Wednesday, November 24, 2010

Thanksgiving Thoughts

Just read this article over at the NY Times by David D. Hall. The article, Peace, Love, and Puritanism, takes a nice (quick) yet interesting look at the history of Thanksgiving, Puritans, and America. I'm not sure that I agree with the whole of the article, but his line at the end really clicked with me. Hall writes,

In our society, liberty has become deeply problematic: more a matter of entitlement than of obligation to the whole. Everywhere, we see power abused, the common good scanted. Getting the Puritans right won’t change what we eat on Thanksgiving, but it might change what we can be thankful for and how we imagine a better America.
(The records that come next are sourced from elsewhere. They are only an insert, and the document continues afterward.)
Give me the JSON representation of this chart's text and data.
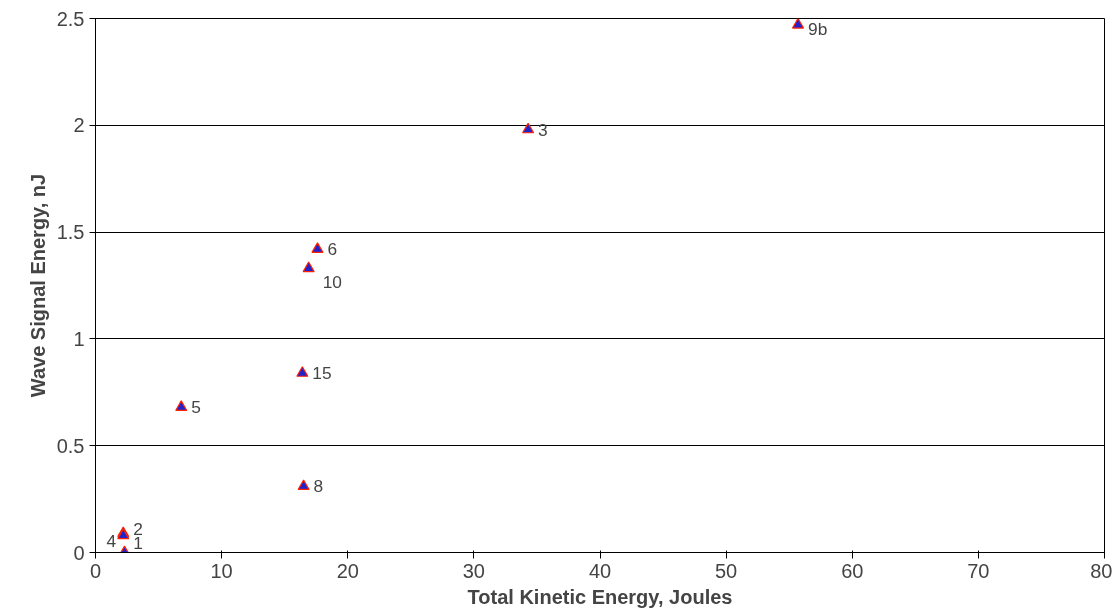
{
  "chart_data": {
    "type": "scatter",
    "xlabel": "Total Kinetic Energy, Joules",
    "ylabel": "Wave Signal Energy, nJ",
    "xlim": [
      0,
      80
    ],
    "xticks": [
      0,
      10,
      20,
      30,
      40,
      50,
      60,
      70,
      80
    ],
    "ylim": [
      0,
      2.5
    ],
    "yticks": [
      0,
      0.5,
      1,
      1.5,
      2,
      2.5
    ],
    "grid": "y",
    "marker": "triangle",
    "series": [
      {
        "color": "#2222cc",
        "x": [
          55.7,
          34.3,
          17.6,
          16.9,
          16.4,
          6.8,
          16.5,
          2.2,
          2.2,
          2.3
        ],
        "values": [
          2.47,
          1.98,
          1.42,
          1.33,
          0.84,
          0.68,
          0.31,
          0.09,
          0.08,
          0.0
        ]
      }
    ],
    "annotations": [
      {
        "text": "9b",
        "x": 55.7,
        "y": 2.47
      },
      {
        "text": "3",
        "x": 34.3,
        "y": 1.98
      },
      {
        "text": "6",
        "x": 17.6,
        "y": 1.42
      },
      {
        "text": "10",
        "x": 16.9,
        "y": 1.33
      },
      {
        "text": "15",
        "x": 16.4,
        "y": 0.84
      },
      {
        "text": "5",
        "x": 6.8,
        "y": 0.68
      },
      {
        "text": "8",
        "x": 16.5,
        "y": 0.31
      },
      {
        "text": "2",
        "x": 2.2,
        "y": 0.09
      },
      {
        "text": "1",
        "x": 2.2,
        "y": 0.08
      },
      {
        "text": "4",
        "x": 2.3,
        "y": 0.0
      }
    ]
  }
}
How scary true is this? I feel this speaks volumes, loud ones at that, to contemporary America. I also feel this speaks volumes to the current American religious landscape. Hall points out the Puritans had no self indulgent work ethic. The "Protestant Work Ethic" is really the American way. I am Christian. I am American. I am free. Get out of my way.

It brings to mind the parable of the Good Samaritan and how many Americans would cross by on the other side of the road. My real point however, is this: Martin Luther, in the 16th century, and Dietrich Bonhoeffer, in the 20th century, saw Christian freedom not as freedom from but rather freedom for. You can almost hear the American religious chorus shouting, "Amen!" Until we realize this freedom for means that as a Christian, American or not makes no difference, your freedom is that you are not in condemnation by sin and as such are free for your neighbor. The Christian call is not American gluttony, "Give me my rights!" talk, but rather a sense of humility and service that often gets overlooked, yet you do it because Christ has gone before you to the cross, and also in his resurrection we know we don't live in vain.

So I would ask this Holiday season we do not clamor for our rights and our freedoms from things. Instead, I would ask that we clamor for our neighbor and our freedom for him.